Similar Audiences for Search
The very simple idea that a searcher has searched on a term but not visited your site is the basis of Similar Audiences for Search. It parses new site visitors who share the same characteristics of your remarketing list, with a bid adjustment option. I’m very excited about this. I’m already using Audience Matching as an exclusion to target non-member searches – a straight up acquisition play – so this feels exactly right.
Demographics for Search
The idea of age-based bid adjustments makes a lot of sense these days, with our population aging, and with many products actually restricted based on age. Health Insurers generally need to manage age-appropriate acquisition, as do retirement communities and certain pharmaceuticals. Demographics for Search ads are coming in the next few months.
4. AdWords Facelift
A redesigned interface with new campaign creation flows and menus are long overdue and the proposed changes have us pretty excited! Based on Material Design, the idea is to show you exactly what you need at a glance and make the whole optimization process simpler.
Targeting & Scheduling Menu
Can’t type…dancing! Instead of hiding super-important features way down in the settings menu, Targeting and Ad Scheduling are now in the left menu column, a click away from anywhere in your account. Oh, and the locations page comes with a live map view. Yes please! We’ll see it roll out across this year and into 2017.
5. Analytics Interface Updates
After the announcement of Google Analytics 360 Suite, designed to pull together six products into one powerful interface, including Tag Manager, Analytics, Attribution and Reporting. It’s designed to plug right into AdWords and DoubleClick and ads platforms. The suite is now available and most of the Analytics updates are within this product.
Analytics 360 Suite Now Available
All current Analytics Premium and Adometry customers get the suite.
This product is all about reducing setup times. Running site experiments with different tools can be time consuming and this product deeply integrates with Google Analytics to reduce that time. It’s available as a paid beta for any Analytics 360 customer.
Google will offer a free version of Data Studio 360 which users can use for up to 5 reports, after which they’ll need to upgrade. Both versions have no limits on collaboration, editing or sharing. Freemium is a new model for Google, who normally creates powerful free tools which are then monetized after user adoption. I’ll be interested to see how this works for them. Google does a lot of heavy lifting and charging for their efforts could open new revenue streams for them.
Data Studio 360
Data Studio 360 is a live report that quickly parses lots of data and easily connects different sources, including Big Query, YouTube Analytics and several more. The minute we get big third-party data connectors, this will be a viable replacement for third-party reporting tools.

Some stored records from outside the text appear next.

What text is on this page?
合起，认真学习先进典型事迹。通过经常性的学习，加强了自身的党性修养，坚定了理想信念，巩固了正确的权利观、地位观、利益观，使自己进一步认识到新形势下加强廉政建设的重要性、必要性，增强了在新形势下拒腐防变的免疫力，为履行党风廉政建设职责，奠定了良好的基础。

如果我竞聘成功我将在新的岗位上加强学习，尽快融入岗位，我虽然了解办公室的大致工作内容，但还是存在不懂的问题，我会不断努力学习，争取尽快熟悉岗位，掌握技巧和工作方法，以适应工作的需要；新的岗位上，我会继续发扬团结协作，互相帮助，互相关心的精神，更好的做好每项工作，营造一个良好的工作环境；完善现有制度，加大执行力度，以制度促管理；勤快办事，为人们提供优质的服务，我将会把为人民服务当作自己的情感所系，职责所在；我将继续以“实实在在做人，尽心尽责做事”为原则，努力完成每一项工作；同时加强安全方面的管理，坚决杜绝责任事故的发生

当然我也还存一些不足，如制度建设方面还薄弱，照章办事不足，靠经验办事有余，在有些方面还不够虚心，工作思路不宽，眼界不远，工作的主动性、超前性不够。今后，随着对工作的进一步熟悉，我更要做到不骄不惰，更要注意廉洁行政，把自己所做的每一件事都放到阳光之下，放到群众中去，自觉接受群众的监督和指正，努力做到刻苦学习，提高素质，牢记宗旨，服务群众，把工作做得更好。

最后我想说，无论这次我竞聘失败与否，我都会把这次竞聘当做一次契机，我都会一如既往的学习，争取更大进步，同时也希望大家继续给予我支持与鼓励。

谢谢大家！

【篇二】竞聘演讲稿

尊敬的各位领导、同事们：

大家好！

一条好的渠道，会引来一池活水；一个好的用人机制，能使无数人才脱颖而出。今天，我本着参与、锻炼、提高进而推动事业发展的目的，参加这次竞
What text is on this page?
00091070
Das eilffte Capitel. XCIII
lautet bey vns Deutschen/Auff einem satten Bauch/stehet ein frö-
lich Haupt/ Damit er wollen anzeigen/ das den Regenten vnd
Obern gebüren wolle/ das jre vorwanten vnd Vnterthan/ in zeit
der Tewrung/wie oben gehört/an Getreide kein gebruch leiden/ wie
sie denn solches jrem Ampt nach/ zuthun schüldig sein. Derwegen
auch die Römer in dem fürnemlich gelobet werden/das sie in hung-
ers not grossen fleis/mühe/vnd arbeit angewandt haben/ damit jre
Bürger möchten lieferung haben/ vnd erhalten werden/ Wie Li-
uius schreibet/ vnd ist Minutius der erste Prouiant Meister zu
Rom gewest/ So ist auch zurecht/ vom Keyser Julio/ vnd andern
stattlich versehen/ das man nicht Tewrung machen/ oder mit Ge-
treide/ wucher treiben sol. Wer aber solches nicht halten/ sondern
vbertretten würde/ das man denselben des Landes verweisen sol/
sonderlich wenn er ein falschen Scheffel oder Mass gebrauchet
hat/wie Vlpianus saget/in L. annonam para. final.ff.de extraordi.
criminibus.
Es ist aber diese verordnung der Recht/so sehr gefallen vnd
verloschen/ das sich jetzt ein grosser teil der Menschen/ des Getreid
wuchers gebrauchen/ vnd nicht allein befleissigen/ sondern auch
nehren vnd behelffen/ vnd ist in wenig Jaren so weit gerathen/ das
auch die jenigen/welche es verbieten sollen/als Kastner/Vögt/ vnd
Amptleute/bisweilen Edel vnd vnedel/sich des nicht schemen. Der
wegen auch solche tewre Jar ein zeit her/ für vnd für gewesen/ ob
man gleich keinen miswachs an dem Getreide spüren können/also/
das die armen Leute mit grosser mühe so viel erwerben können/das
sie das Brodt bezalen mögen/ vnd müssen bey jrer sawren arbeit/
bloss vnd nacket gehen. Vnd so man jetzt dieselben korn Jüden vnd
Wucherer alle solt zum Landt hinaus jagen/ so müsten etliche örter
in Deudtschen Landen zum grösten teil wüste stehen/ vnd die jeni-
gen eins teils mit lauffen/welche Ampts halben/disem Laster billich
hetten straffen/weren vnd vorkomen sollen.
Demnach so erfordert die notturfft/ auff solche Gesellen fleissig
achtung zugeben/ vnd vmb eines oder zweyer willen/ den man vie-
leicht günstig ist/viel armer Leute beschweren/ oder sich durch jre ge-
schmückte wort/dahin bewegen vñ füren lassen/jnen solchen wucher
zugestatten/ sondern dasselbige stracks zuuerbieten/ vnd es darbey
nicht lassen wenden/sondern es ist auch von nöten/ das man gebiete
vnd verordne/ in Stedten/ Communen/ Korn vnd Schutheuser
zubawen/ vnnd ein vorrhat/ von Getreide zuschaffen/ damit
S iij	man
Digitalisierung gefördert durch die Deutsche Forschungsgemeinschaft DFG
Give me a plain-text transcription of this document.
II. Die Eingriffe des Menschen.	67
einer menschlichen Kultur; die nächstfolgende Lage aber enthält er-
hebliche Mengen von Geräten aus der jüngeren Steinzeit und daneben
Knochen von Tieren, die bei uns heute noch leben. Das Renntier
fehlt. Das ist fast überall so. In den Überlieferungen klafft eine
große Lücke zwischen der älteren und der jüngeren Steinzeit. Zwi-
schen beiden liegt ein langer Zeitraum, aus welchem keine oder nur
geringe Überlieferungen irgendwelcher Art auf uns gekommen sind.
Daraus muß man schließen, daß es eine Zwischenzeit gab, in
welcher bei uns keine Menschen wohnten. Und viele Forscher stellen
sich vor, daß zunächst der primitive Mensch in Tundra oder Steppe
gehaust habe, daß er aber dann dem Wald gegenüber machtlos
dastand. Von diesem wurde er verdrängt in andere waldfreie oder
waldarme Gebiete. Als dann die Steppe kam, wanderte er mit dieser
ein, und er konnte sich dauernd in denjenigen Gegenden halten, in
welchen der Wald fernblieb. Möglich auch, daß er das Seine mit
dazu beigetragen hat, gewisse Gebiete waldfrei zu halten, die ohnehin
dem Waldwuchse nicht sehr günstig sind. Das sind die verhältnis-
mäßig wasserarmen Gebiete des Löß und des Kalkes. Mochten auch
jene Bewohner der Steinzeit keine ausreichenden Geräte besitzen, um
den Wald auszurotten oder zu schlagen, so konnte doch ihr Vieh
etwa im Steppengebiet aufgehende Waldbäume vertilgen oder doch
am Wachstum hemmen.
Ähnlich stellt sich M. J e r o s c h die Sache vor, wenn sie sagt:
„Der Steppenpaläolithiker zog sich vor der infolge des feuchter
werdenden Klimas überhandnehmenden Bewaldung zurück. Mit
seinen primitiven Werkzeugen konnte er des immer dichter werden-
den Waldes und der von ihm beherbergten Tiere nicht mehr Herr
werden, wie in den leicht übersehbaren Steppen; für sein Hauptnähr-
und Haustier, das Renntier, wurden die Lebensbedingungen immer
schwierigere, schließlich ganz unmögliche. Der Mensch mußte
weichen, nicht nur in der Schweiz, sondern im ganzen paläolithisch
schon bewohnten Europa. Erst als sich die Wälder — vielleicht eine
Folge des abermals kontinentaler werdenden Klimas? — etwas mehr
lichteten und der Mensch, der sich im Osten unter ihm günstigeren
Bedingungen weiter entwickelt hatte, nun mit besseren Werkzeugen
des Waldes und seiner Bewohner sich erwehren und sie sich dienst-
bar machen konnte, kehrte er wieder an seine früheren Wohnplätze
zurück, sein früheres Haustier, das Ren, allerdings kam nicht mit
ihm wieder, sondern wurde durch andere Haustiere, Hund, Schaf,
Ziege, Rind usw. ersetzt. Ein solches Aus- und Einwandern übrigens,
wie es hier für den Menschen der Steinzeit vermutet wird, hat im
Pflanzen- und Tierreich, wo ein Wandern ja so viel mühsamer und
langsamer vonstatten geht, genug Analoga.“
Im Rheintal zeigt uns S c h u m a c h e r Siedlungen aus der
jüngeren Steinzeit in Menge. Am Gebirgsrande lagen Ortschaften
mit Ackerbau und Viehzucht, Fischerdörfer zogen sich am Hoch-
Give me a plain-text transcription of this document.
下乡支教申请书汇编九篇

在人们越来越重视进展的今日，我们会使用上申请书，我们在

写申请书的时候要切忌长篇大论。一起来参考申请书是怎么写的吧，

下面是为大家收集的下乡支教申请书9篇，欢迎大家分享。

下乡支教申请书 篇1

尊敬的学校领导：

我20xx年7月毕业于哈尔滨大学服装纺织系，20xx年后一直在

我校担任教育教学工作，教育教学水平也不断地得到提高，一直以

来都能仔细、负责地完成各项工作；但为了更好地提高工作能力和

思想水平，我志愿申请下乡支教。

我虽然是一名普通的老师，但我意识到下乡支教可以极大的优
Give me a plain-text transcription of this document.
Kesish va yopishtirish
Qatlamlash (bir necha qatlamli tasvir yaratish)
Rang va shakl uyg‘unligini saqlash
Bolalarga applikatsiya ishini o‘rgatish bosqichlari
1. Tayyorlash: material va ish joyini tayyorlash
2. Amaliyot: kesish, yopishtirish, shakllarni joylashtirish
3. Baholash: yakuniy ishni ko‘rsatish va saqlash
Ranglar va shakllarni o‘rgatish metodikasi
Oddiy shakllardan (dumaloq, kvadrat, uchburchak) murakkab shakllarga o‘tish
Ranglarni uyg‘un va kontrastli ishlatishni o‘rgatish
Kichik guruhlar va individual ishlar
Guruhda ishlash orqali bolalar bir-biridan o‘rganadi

The time saved in a tool like this is what will make your job so much easier. Right now, we often find ourselves taking days to create reports just to show what happened with our campaigns and properties. A live tool like this helps us take the conversation to why, how and what should we do in future.
Google Data Assistant
Google Assistant (also known as Google Now. No 360 in the title, whew!) is a simple AI within Google. Using this AI and attaching it to your Analytics 360 Suite, you can now ask conversational questions within the interface and have Google parse it and serve you an answer. You can ask the Google Data Assistant questions about your program and have it read your data and serve you an answer.